Inicialmente, a estratégia do PL era utilizar a vaga de vice para atrair aliados e ampliar a coligação. Entretanto, as conversas com partidos como União Brasil, PP, Republicanos e Podemos ainda não produziram consenso, o que fortaleceu a possibilidade de o partido lançar uma chapa formada apenas por integrantes da própria legenda.
A preferência de Flávio Bolsonaro continua sendo a indicação de uma mulher para compor a chapa. Entre os nomes citados estão a ex presidente da Caixa Econômica Federal Daniella Marques, além das deputadas Simone Marquetto e Clarissa Tércio. Apesar disso, a indicação de Daniella enfrenta resistências tanto dentro do PL quanto entre dirigentes do Republicanos, que ainda discutem qual posição adotar na disputa presidencial.

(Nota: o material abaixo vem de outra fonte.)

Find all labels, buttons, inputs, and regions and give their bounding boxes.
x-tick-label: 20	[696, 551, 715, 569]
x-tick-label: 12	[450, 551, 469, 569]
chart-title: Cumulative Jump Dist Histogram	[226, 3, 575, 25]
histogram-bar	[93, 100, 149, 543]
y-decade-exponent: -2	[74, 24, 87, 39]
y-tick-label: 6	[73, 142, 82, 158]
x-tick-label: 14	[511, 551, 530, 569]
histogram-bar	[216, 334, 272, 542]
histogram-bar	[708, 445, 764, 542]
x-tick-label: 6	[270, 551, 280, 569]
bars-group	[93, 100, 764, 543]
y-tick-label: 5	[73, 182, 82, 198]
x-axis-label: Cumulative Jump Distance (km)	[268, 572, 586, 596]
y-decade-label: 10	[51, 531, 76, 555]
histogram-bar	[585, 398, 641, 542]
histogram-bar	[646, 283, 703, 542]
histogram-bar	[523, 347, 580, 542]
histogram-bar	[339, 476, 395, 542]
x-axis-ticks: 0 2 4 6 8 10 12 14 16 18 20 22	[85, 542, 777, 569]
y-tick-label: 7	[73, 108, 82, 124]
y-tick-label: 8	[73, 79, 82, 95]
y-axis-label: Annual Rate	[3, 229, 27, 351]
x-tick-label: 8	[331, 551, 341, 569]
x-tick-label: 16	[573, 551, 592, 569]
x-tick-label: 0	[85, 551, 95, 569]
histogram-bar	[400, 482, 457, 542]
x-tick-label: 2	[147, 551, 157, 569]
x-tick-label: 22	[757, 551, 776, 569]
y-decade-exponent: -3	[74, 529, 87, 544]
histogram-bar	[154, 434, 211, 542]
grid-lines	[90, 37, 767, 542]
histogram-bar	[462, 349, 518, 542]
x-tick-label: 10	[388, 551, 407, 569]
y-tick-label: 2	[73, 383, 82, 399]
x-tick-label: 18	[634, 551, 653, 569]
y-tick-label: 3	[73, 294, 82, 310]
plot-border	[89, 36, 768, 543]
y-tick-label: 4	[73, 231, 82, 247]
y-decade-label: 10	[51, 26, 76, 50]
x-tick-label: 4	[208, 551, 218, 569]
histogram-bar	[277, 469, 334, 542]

Nos bastidores, também surgem outras alternativas. O presidente nacional do PL, Valdemar Costa Neto, defende a senadora Tereza Cristina como um nome capaz de ampliar alianças políticas, enquanto o deputado Eduardo Bolsonaro apoia a indicação da deputada Júlia Zanatta. Caso o impasse permaneça, a convenção poderá homologar apenas a candidatura de Flávio Bolsonaro, deixando a definição do vice para a direção nacional do partido dentro do prazo previsto pela legislação eleitoral.